After a months long series of baroque events--hearings were scheduled and cancelled; Helena's public defender would neglect to show up or the judge would fail to show--Helena pleaded guilty to the crime of abortion. She was sentenced to two years of prison. Bolivian legislation permits the option to serve a sentence outside of prison if a judicial pardon is requested. Helena requested and was granted the pardon. After eight months, on October 17, following various administrative complications, Helena was freed from Palmasola prison.

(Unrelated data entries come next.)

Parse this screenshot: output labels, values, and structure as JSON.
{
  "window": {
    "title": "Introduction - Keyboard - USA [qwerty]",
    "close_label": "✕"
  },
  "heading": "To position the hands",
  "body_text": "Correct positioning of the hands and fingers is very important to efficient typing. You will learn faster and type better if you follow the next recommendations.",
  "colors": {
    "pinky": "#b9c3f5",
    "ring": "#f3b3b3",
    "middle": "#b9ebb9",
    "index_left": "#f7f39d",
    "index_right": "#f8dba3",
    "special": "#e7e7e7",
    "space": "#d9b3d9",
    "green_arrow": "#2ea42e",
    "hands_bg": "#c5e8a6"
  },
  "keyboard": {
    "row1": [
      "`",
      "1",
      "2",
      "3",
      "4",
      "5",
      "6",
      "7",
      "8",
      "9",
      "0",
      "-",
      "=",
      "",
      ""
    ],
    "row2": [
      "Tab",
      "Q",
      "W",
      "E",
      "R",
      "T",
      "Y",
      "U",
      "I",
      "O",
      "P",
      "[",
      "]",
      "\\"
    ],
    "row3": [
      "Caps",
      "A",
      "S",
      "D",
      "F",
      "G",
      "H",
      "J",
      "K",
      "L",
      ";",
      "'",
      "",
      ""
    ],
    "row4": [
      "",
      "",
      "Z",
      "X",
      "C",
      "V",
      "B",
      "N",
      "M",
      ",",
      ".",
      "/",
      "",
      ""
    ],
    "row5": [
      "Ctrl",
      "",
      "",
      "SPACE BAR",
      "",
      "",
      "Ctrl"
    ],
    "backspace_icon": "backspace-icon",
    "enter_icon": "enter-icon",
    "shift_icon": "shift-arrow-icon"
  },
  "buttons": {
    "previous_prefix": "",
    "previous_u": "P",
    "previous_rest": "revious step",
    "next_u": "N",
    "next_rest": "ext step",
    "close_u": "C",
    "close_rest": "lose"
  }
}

According to Bernardo Wayar , ex-president of the Law University, if the court agrees with Deputy Mancilla's claim that twelve articles of the penal codes are unconstitutional, abortion would be decriminalized in Bolivia. This would be a much welcome decision not just in Bolivia, but the region as a whole. Where abortion is criminalized, women are forced to seek out unsafe services to end an unwanted pregnancy. In places like El Salvador, where abortion is outlawed completely, this has significant health and penal consequences. Two weeks ago in El Salvador, after almost three months of waiting, a woman pregnant with a non-viable fetus and suffering from a life-threatening disease was denied a therapeutic abortion by the country's top court. The Bolivian Constitutional Court's decision could strengthen the legal debate in favor of abortion reform in El Salvador and other countries in Latin America with extreme restrictions on abortion.